Achaïs
Author:Laxman Burdak, IFS (R) |
Achaïs was a tribe (nation) around Caspian Sea mentioned by Pliny[1].
Variants
Jat Gotras Namesake
- Acha = Achaïs (Pliny.vi.18)
Mention by Pliny
Pliny[2] mentions Nations situated around the Hyrcanian Sea.... Beyond the nations already mentioned, are the Chorasmii,13 the Candari,14 the Attasini, the Paricani, the Sarangæ, the Marotiani, the Aorsi,15 the Gaëli, by the Greek writers called Cadusii,16 the Matiani, the city of Heraclea,17 which was founded by Alexander, but was afterwards destroyed, and rebuilt by Antiochus, and by him called Achaïs; the Derbices also,18 through the middle of whose territory the river Oxus19 runs, after rising in Lake Oxus,20
13 An extensive tribe of 'Sogdiana, now represented by the district of Khawarezm, in the desert country of Khiva.
14 A tribe in the north-western part of Sogdiana. They appear to have been situate to the east of the district of Khawarezm. It has been suggested that they derived their name from the Sanscrit Gandharas, a tribe beyond the Indus.
15 The chief seat of the Aorsi, who appear to have been a numerous and powerful people both of Europe and Asia, was in the country between the Tanais, the Euxine, the Caspian, and the Caucasus. It seems doubtful, however, whether it is these people who are alluded to in the present passage.
16 These would almost seem to be a different people from those mentioned in c. 15 of the present Book, as dwelling in Atropatene. The present appears to have been a tribe of Sogdiana.
17 Strabo mentions a town of this name, which he places, together with Apamea, in the direction of Rhagæ. If Pliny has observed anything like order in his recital of nations and places, the Heraclea here mentioned cannot be that spoken of by Strabo, but must have been distant nearly 1000 miles from it.
18 This was a tribe, apparently of Scythian origin, settled in Margiana, on the left bank of the Oxus. Strabo says that they worshipped the earth, and forbore to sacrifice or slay any female; but that they put to death their fellow-creatures as soon as they had passed their seventieth year, it being the privilege of the next of kin to eat the flesh of the deceased person. The aged women, however, they used to strangle, and then consign them to the earth.

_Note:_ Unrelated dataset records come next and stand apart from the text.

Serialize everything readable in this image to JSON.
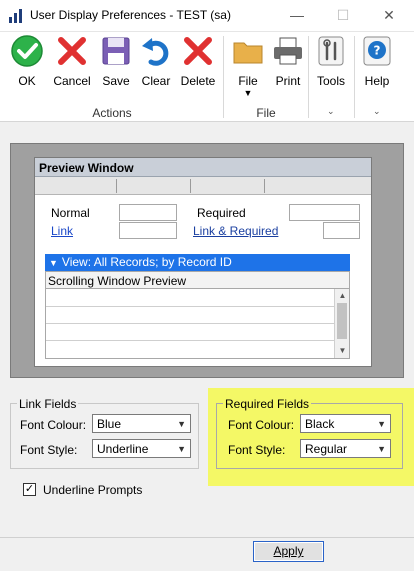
{
  "window": {
    "title": "User Display Preferences  -  TEST (sa)",
    "minimize_glyph": "—",
    "maximize_glyph": "☐",
    "close_glyph": "✕"
  },
  "ribbon": {
    "actions": [
      {
        "label": "OK",
        "icon": "check-circle-icon"
      },
      {
        "label": "Cancel",
        "icon": "red-x-icon"
      },
      {
        "label": "Save",
        "icon": "floppy-disk-icon"
      },
      {
        "label": "Clear",
        "icon": "undo-arrow-icon"
      },
      {
        "label": "Delete",
        "icon": "red-x-icon"
      }
    ],
    "actions_group_label": "Actions",
    "file_buttons": [
      {
        "label": "File",
        "icon": "folder-icon"
      },
      {
        "label": "Print",
        "icon": "printer-icon"
      }
    ],
    "file_group_label": "File",
    "tools": {
      "label": "Tools",
      "icon": "wrench-icon"
    },
    "help": {
      "label": "Help",
      "icon": "question-circle-icon"
    },
    "accent_color": "#1e73e8"
  },
  "preview": {
    "title": "Preview Window",
    "normal_label": "Normal",
    "link_label": "Link",
    "required_label": "Required",
    "link_required_label": "Link & Required",
    "bar_text": "View: All Records; by Record ID",
    "grid_header": "Scrolling Window Preview"
  },
  "link_fields": {
    "group_label": "Link Fields",
    "font_colour_label": "Font Colour:",
    "font_colour_value": "Blue",
    "font_style_label": "Font Style:",
    "font_style_value": "Underline"
  },
  "required_fields": {
    "group_label": "Required Fields",
    "font_colour_label": "Font Colour:",
    "font_colour_value": "Black",
    "font_style_label": "Font Style:",
    "font_style_value": "Regular",
    "highlight_color": "#f4f866"
  },
  "underline_prompts": {
    "label": "Underline Prompts",
    "checked": true,
    "check_glyph": "✓"
  },
  "apply_button": {
    "label": "Apply"
  }
}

19 The modern Jihoun or Amou. It now flows into the Sea of Aral, but the ancients universally speak of it as running into the Caspian; and there are still existing distinct traces of a channel extending in a southwesterly direction from the sea of Aral to the Caspian, by which at least a portion, and probably the whole of the waters of the Oxus found their way. into the Caspian; and not improbably the Sea of Aral itself was connected with the Caspian by this channel.
20 Most probably under this name he means the Sea of Aral.